A great way of identifying support and resistance levels is to try to look on the left side of a chart on higher time frames, ideally higher than one hour chart, and spot past consolidation areas. For example, if you are looking for bearish price action, you are a bear and want to see lower prices, then what you need to do in order to see where price might find some support and might try to correct a bit, you look on the left side of the chart and search for areas where price consolidated on the move to the upside. If you are an Elliott Waves trader, than look at the previous move to the upside corrective waves, namely 2nd and 4th waves areas to provide support also on the way to the downside. The same concept can be used when trying to identify resistance areas, and in this case you look for consolidation areas of a previous leg lower to offer resistance on the move back up. The recording that comes with this chapter deals with examples on both cases explained above.

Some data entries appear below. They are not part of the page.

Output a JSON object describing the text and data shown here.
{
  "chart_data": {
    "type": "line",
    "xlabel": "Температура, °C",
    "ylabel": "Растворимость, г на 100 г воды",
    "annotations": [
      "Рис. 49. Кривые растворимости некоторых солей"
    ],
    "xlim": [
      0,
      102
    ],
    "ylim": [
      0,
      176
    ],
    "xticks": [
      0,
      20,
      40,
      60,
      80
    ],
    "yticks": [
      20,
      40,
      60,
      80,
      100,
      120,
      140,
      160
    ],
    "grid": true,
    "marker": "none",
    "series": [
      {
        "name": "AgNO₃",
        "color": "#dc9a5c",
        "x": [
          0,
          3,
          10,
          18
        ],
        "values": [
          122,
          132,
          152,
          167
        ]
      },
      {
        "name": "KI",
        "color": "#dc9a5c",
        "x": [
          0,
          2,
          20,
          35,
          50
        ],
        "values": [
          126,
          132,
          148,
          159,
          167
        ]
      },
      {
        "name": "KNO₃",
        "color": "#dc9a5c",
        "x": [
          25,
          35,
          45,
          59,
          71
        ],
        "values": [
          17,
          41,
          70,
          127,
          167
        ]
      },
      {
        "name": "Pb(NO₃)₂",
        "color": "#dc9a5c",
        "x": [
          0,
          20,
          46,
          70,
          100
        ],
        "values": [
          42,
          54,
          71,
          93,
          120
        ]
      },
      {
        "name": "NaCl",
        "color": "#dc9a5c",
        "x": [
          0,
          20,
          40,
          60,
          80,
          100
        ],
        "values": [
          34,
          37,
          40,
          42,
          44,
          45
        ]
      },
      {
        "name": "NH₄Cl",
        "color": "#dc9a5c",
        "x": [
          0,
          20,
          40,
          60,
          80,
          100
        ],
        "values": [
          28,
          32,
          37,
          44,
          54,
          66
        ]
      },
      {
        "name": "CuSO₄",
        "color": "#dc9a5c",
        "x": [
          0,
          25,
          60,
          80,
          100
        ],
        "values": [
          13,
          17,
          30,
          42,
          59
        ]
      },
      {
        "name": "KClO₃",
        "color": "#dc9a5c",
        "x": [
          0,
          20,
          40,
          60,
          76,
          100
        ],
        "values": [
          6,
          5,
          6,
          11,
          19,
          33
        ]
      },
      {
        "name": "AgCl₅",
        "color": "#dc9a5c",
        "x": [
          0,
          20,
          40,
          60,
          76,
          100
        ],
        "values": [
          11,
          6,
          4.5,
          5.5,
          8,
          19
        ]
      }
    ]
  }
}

Another way to look for resistance and support levels is by using the Fibonacci retracement tool, which is presented in details on the third chapter of this manual. If you are looking for price to retrace a recent move in order to get a better entry level on your trade, then just by taking a Fibonacci retracement tool from the lows to the highs and you will have the areas that might offer support/resistance: 38.2%, 50%, 61.8% retracement of previous wave. For more details regarding Fibonacci please check Chapter 3 of this manual.
The most important thing to remember when using support and resistance levels is that once a support area/level is broken, than it usually becomes resistance. And the opposite is true as well. Once a resistance area/level is broken, than it usually becomes support.